I completely agree with your assessment of the people with the signs. Even now, you can find websites dedicated to "explaining" to you how "Satanists" love Harry Potter and how reading Harry Potter is your first step to becoming a devil worshiper. Ridiculous.

And you're right about Arthur. In fact, most of the classics contain very adult themes, even many of the classic children's books. The one article I was referencing mentioned the Wizard of Oz and Willy Wonka, which have truly bizarre drug and racist imagery/themes. Yet somehow the author (who clearer never read those either) claimed those were wholesome.

freedom21 said...

Thanks!!! I've never actually read the books...but I'm thinking it's a good idea to start!
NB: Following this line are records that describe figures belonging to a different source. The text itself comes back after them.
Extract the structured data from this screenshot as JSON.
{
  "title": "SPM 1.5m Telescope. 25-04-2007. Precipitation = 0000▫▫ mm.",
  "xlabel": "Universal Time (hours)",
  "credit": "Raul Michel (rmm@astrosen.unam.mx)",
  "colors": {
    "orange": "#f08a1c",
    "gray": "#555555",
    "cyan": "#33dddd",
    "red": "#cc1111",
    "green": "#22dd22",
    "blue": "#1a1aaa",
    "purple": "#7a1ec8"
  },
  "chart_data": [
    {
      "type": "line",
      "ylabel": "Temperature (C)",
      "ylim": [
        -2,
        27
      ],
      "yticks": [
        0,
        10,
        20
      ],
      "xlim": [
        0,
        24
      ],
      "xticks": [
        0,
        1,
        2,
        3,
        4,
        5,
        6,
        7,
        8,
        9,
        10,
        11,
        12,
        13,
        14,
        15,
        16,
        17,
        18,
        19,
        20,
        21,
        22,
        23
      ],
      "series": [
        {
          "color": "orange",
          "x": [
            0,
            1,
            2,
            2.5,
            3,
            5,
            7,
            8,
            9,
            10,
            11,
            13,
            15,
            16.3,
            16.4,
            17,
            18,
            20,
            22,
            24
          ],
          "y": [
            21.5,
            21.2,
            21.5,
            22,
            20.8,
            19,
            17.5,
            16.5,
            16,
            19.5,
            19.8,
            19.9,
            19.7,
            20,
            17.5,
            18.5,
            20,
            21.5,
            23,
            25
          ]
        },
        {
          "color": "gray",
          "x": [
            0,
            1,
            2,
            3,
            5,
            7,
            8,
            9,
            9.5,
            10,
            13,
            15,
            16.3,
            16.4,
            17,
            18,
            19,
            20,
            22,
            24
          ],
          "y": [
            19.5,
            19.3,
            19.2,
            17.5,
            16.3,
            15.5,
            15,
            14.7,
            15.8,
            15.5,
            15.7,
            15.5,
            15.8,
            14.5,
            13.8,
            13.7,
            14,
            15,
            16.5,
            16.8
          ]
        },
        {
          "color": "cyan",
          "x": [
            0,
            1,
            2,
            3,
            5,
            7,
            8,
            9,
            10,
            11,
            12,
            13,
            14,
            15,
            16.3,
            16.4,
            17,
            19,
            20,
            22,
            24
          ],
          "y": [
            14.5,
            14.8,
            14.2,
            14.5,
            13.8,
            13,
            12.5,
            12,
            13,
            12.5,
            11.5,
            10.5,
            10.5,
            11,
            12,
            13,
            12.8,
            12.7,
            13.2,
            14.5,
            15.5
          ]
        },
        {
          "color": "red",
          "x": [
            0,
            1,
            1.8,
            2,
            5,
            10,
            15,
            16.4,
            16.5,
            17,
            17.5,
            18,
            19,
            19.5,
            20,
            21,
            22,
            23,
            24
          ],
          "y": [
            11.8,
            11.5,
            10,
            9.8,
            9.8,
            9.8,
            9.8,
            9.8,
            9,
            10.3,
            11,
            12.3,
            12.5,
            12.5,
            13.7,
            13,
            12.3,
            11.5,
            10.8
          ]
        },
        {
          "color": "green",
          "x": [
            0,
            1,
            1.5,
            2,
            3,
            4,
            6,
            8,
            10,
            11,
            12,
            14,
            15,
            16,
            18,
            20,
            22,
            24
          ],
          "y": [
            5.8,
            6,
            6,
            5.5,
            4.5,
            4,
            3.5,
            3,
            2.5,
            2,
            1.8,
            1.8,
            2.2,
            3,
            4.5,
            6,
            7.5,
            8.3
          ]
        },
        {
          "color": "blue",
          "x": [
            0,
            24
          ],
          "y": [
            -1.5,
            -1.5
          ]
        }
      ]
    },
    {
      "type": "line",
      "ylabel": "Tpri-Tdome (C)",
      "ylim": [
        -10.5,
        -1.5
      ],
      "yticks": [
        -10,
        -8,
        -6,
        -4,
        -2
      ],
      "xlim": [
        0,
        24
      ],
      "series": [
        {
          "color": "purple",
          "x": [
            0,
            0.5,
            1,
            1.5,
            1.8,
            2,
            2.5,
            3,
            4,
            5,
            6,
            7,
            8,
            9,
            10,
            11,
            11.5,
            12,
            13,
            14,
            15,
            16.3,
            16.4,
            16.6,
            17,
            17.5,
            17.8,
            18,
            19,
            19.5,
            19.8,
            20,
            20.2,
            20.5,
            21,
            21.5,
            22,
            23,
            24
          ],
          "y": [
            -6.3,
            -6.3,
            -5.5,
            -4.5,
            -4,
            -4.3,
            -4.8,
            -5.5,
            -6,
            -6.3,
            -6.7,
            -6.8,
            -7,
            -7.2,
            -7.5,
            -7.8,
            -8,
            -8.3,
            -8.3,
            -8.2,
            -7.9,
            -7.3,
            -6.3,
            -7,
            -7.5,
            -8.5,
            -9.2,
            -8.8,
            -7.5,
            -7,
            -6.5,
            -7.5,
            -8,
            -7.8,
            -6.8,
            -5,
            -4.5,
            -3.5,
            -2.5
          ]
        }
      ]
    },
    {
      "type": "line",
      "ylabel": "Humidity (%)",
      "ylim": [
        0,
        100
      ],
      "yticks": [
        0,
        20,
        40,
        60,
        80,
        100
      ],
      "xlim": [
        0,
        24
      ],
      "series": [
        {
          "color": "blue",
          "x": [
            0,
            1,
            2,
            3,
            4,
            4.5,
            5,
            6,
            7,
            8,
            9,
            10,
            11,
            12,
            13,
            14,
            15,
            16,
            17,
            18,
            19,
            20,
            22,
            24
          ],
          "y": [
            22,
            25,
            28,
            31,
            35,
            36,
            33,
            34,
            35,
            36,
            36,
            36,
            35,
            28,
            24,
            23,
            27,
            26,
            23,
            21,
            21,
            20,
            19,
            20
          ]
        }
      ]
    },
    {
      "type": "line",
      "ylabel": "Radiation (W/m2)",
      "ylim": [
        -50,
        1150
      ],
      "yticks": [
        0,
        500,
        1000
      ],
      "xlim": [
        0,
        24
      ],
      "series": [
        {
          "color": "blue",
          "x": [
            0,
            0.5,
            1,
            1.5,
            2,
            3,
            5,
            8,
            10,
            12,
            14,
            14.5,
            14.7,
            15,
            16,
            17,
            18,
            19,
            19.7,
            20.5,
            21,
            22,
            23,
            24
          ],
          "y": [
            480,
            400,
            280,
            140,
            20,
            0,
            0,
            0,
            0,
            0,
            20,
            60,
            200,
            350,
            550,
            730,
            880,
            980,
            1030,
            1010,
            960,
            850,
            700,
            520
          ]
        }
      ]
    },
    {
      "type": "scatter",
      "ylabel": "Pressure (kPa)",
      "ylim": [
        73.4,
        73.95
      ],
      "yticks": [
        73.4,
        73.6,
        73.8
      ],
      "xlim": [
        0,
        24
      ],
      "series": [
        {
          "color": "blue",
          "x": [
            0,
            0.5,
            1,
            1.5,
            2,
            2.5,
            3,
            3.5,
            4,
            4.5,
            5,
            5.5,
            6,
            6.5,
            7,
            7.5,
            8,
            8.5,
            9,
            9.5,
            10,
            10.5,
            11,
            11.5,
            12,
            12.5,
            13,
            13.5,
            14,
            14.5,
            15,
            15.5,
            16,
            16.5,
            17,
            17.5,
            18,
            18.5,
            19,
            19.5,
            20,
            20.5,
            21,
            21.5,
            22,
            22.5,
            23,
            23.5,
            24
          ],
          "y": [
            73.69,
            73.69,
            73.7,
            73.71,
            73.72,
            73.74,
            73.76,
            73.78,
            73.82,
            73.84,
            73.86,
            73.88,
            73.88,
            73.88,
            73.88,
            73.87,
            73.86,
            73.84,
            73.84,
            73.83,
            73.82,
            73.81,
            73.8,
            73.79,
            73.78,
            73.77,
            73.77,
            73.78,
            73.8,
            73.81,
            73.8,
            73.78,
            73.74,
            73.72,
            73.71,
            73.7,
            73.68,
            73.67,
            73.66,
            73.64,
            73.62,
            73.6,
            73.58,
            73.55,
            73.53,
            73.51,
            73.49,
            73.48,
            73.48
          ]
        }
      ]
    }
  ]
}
Also, this is really good news to hear as Rowling mentioned in a recent interview that her next project would be a political fairy tales...maybe those will have the same themes!!

AndrewPrice said...

Freedom21, you're welcome. I think they're very enjoyable books, though there is one that I don't like and I did feel the ending was a bit flat. But it is very refreshing to read something without feeling like you're being preached at about the latest leftwing fad.

Mike Kriskey said...

I'm late to the party on this one...

I worked in a bookstore for ten years--through the entire Harry Potter phenomenon--and was absolutely blown away by the enthusiasm from children of all ages and both sexes for these books. And a noticeable percentage of these kids went on to read other books I'd recommend while waiting for the next installment.

I bought the first book for my nephew and meant just to skim through it to see if it was any good, and ended up reading it in one sitting and buying a second copy for him.

And Andrew's right about the content of these books--if you believe that the fantasy genre is unacceptable morally I don't know what to tell you, but if you can accept Tolkien or Lewis, Edgar Eager or E. Nesbitt, the Harry Potter books are right up there.

I had an "intense debate" over at BH with a guy named Whiskey who claimed that these books embodied a "women's morality" (apparently meaning wishy-washy and malleable), as opposed to the "masculine morality" embodied by Star Wars. I could only conclude that not only had he not read the Potter books, but that he hadn't watched the three Star Wars prequels, either.

AndrewPrice said...

Mike, I'd heard that too, that Harry Potter turned on millions of kids to reading.

I also saw your fight with "Whiskey". I thought Whiskey was wrong on all point, and that you did a great job of showing that. But I also don't think he was going to listen to reason. Sadly, there is a lot of that these days.